Raczej na plus.Teksty Karolaka bardziej bawiły,niż drażniły jak zazwyczaj,Książkiewicz,Więdłocha czy Stuhr też teksty pozytywnie odbieram.Pomysł z tymi Randkami też nie najgorszy.Ale co drażniło.
Jak zawsze,jak w bajce główna bohaterka filmu mimo kwasów pada w ramiona głównego bohatera filmu,jak zawsze ten trzeci,albo okazuje się ukrytym gejem,draniem,albo szlachetnym facetem który grzecznie usuwa się w cień.

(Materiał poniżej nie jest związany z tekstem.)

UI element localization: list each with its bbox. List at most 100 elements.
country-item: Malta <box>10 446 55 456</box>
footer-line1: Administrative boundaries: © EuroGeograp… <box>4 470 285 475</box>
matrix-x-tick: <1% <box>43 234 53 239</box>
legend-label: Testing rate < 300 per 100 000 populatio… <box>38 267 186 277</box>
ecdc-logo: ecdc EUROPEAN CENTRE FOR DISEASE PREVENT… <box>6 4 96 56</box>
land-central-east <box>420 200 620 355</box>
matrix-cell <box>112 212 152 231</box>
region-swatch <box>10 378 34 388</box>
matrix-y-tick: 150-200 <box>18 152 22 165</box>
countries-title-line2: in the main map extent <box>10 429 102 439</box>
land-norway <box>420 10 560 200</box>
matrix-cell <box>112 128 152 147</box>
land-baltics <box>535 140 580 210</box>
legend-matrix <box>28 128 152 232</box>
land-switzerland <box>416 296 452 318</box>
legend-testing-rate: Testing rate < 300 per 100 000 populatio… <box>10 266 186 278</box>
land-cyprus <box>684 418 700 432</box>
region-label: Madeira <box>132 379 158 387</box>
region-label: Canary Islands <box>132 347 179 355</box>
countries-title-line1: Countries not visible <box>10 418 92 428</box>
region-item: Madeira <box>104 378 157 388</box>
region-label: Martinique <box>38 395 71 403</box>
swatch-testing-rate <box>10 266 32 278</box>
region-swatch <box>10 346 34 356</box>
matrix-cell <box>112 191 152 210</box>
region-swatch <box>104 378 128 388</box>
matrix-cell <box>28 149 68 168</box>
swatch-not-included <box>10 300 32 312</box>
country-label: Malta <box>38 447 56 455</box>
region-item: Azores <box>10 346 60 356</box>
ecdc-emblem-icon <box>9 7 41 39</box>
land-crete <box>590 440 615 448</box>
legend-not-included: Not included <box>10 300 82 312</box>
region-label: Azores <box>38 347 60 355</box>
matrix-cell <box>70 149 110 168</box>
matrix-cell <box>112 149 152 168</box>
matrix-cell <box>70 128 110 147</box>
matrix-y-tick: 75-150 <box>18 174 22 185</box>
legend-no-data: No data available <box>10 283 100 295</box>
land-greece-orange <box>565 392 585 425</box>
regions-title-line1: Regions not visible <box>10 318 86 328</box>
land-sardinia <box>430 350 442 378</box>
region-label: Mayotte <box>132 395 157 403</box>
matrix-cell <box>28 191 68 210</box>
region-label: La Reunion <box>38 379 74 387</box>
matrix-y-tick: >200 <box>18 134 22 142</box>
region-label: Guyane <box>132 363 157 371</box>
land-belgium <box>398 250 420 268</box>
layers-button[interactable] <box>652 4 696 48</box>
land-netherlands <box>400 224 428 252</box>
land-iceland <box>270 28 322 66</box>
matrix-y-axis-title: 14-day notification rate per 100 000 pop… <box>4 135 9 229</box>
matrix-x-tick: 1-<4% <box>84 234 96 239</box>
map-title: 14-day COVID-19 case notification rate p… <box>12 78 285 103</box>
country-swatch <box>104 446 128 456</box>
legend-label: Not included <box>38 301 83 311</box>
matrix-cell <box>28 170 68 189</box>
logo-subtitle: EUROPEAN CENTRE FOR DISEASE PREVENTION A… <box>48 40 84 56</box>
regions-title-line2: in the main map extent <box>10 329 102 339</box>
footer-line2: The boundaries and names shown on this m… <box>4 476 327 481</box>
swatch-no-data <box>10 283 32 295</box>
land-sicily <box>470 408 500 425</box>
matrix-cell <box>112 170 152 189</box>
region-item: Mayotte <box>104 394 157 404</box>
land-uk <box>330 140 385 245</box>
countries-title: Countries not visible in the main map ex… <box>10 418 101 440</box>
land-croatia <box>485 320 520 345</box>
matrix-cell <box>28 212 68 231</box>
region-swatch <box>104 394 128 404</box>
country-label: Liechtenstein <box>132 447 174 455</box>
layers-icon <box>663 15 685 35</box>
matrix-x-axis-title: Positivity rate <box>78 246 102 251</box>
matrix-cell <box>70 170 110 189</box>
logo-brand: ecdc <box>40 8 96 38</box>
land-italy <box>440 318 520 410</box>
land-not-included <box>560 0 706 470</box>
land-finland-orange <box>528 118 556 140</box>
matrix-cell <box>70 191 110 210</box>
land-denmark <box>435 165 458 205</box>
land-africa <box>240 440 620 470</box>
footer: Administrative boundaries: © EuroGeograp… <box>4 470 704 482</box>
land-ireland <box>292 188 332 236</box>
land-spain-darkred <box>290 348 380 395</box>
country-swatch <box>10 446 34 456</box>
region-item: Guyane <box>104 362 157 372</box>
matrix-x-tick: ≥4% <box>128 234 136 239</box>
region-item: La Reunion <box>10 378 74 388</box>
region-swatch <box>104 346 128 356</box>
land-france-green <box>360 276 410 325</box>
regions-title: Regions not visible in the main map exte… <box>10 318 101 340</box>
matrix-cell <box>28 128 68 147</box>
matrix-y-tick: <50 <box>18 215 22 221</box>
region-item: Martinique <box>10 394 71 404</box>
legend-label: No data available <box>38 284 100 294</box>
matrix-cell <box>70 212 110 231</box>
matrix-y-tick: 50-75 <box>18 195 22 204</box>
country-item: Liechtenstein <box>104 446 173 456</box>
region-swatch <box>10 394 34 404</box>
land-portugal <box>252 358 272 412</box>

Więc cudu nie było,że np główny bohater uratował posadę,wizerunek,ale kobiety którą kochał nie zdobył,bo ona wybrała życie z tym trzecim.
Wątek jej przyjaciółki z mężem,pasierbica,spowodowała konflikt,a potem wręcz to co zrobiła nie ważne,bo przecież nie wazne że ktoś kogoś wrabia w zdradę,tylko liczy się brak zaufania.
Wszyscy są szczęśliwi,nawet szkolny chuligan staje się wręcz dżentelmenem.Brakowało tylko żeby na przedstawieniu matka głównej bohaterki poznała kogoś.